La firma di Dio
di don Silvio Longobardi
Dal Vangelo secondo Luca (Lc 1,46-55)
In quel tempo, Maria disse: «L’anima mia magnifica il Signore e il mio spirito esulta in Dio, mio salvatore, perché ha guardato l’umiltà della sua serva. D’ora in poi tutte le generazioni mi chiameranno beata. Grandi cose ha fatto per me l’Onnipotente e Santo è il suo nome; di generazione in generazione la sua misericordia per quelli che lo temono. Ha spiegato la potenza del suo braccio, ha disperso i superbi nei pensieri del loro cuore; ha rovesciato i potenti dai troni, ha innalzato gli umili; ha ricolmato di beni gli affamati, ha rimandato i ricchi a mani vuote. Ha soccorso Israele, suo servo, ricordandosi della sua misericordia, come aveva detto ai nostri padri, per Abramo e la sua discendenza, per sempre».
Il commento
“L’anima mia magnifica il Signore” (1,46). Il Magnificat è il canto della speranza, rilegge la storia del passato nel solco della fedeltà che accompagna tutti i secoli. Tutto si è compiuto e si compie nell’abbraccio fedele di Dio. Per questo, quando il giorno volge al tramonto in ogni angolo della terra, e in tutte le lingue del mondo, la Chiesa ripete le parole della Vergine e rende grazie a Dio per le sue grandi opere. Una pagina luminosa in cui ogni vocabolo è carico di implicazioni. Oggi vi invito a meditare le parole conclusive che possiamo considerare come l’amen della preghiera mariana: “Come aveva detto ai nostri padri, per Abramo e la sua discendenza, per sempre” (1,55). Nella precedente traduzione, che usiamo ancora oggi nella liturgia della ore, diciamo: “Come aveva promesso ad Abramo”. La nuova versione, più fedele al testo originale, usa il verbo dire [laléō]. Penso tuttavia che non sia un errore tradurre con “promettere”: in fondo, ogni parola di Dio contiene una promessa, indica un traguardo che troverà realizzazione. È questa la fede della Vergine. Ed è questa la roccia sulla quale possiamo costruire la casa della vita. Il cammino dei credenti non è mai privo di oscurità ma, quando si ha la certezza che Dio accompagna la storia e realizza quello che ha detto, possiamo avanzare anche in mezzo alla prove.

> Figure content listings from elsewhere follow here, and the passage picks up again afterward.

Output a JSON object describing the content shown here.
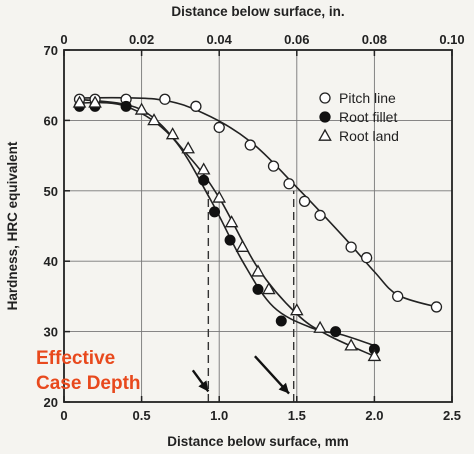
{
  "chart_data": {
    "type": "scatter",
    "xlabel": "Distance below surface, mm",
    "x2label": "Distance below surface, in.",
    "ylabel": "Hardness, HRC equivalent",
    "xlim": [
      0,
      2.5
    ],
    "x2lim": [
      0,
      0.1
    ],
    "ylim": [
      20,
      70
    ],
    "xticks": [
      "0",
      "0.5",
      "1.0",
      "1.5",
      "2.0",
      "2.5"
    ],
    "x2ticks": [
      "0",
      "0.02",
      "0.04",
      "0.06",
      "0.08",
      "0.10"
    ],
    "yticks": [
      "20",
      "30",
      "40",
      "50",
      "60",
      "70"
    ],
    "grid": true,
    "legend_position": "top-right",
    "series": [
      {
        "name": "Pitch line",
        "marker": "open-circle",
        "color": "#ffffff",
        "points": [
          [
            0.1,
            63
          ],
          [
            0.2,
            63
          ],
          [
            0.4,
            63
          ],
          [
            0.65,
            63
          ],
          [
            0.85,
            62
          ],
          [
            1.0,
            59
          ],
          [
            1.2,
            56.5
          ],
          [
            1.35,
            53.5
          ],
          [
            1.45,
            51
          ],
          [
            1.55,
            48.5
          ],
          [
            1.65,
            46.5
          ],
          [
            1.85,
            42
          ],
          [
            1.95,
            40.5
          ],
          [
            2.15,
            35
          ],
          [
            2.4,
            33.5
          ]
        ],
        "curve": [
          [
            0.1,
            63.2
          ],
          [
            0.6,
            63
          ],
          [
            0.9,
            61
          ],
          [
            1.2,
            57
          ],
          [
            1.5,
            50.5
          ],
          [
            1.8,
            43.5
          ],
          [
            2.0,
            38.5
          ],
          [
            2.15,
            35.2
          ],
          [
            2.4,
            33.5
          ]
        ]
      },
      {
        "name": "Root fillet",
        "marker": "filled-circle",
        "color": "#111111",
        "points": [
          [
            0.1,
            62
          ],
          [
            0.2,
            62
          ],
          [
            0.4,
            62
          ],
          [
            0.9,
            51.5
          ],
          [
            0.97,
            47
          ],
          [
            1.07,
            43
          ],
          [
            1.25,
            36
          ],
          [
            1.4,
            31.5
          ],
          [
            1.75,
            30
          ],
          [
            2.0,
            27.5
          ]
        ],
        "curve": [
          [
            0.1,
            62.5
          ],
          [
            0.4,
            62
          ],
          [
            0.7,
            57.5
          ],
          [
            0.95,
            48.5
          ],
          [
            1.15,
            40
          ],
          [
            1.35,
            33.5
          ],
          [
            1.6,
            30.5
          ],
          [
            1.8,
            29.5
          ],
          [
            2.0,
            28
          ]
        ]
      },
      {
        "name": "Root land",
        "marker": "open-triangle",
        "color": "#ffffff",
        "points": [
          [
            0.1,
            62.5
          ],
          [
            0.2,
            62.5
          ],
          [
            0.5,
            61.5
          ],
          [
            0.58,
            60
          ],
          [
            0.7,
            58
          ],
          [
            0.8,
            56
          ],
          [
            0.9,
            53
          ],
          [
            1.0,
            49
          ],
          [
            1.08,
            45.5
          ],
          [
            1.15,
            42
          ],
          [
            1.25,
            38.5
          ],
          [
            1.32,
            36
          ],
          [
            1.5,
            33
          ],
          [
            1.65,
            30.5
          ],
          [
            1.85,
            28
          ],
          [
            2.0,
            26.5
          ]
        ],
        "curve": [
          [
            0.1,
            63
          ],
          [
            0.5,
            61.5
          ],
          [
            0.8,
            55
          ],
          [
            1.0,
            49
          ],
          [
            1.25,
            39
          ],
          [
            1.5,
            32.5
          ],
          [
            1.7,
            29.5
          ],
          [
            2.0,
            26.5
          ]
        ]
      }
    ],
    "reference_lines": [
      {
        "x": 0.93,
        "y_from": 20,
        "y_to": 50,
        "style": "dashed"
      },
      {
        "x": 1.48,
        "y_from": 20,
        "y_to": 50,
        "style": "dashed"
      }
    ],
    "annotations": {
      "line1": "Effective",
      "line2": "Case Depth",
      "arrows": [
        {
          "from": [
            0.83,
            24.5
          ],
          "to": [
            0.93,
            21.5
          ]
        },
        {
          "from": [
            1.23,
            26.5
          ],
          "to": [
            1.45,
            21.2
          ]
        }
      ]
    }
  }
}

Il Cantico si chiude con queste parole: “Per sempre”. In apparenza sono semplicissime, talvolta le usiamo anche noi ma lo facciamo con superficialità perché, ad essere precisi, queste parole si adattano solo a Dio, Lui solo può dire: “Per sempre”. Al massimo l’uomo può dire: “Per tutti giorni della mia vita”. Non possiamo andare oltre. Facciamo già fatica a gestire i giorni terreni. Le parole del Cantico sono la firma di Dio. E contengono una certezza di inestimabile valore, tanto più in un’epoca in cui il futuro è offuscato da non poche inquietudini. “Per sempre” significa che Dio non fa marcia indietro, non rinnega il suo amore. Ciò che all’inizio ha detto ad Abramo, troverà piena realizzazione, anche al di là di ogni umana attesa. Con questa luce possiamo attraversare tutti i giorni della vita, anche quelli più tumultuosi e oscuri.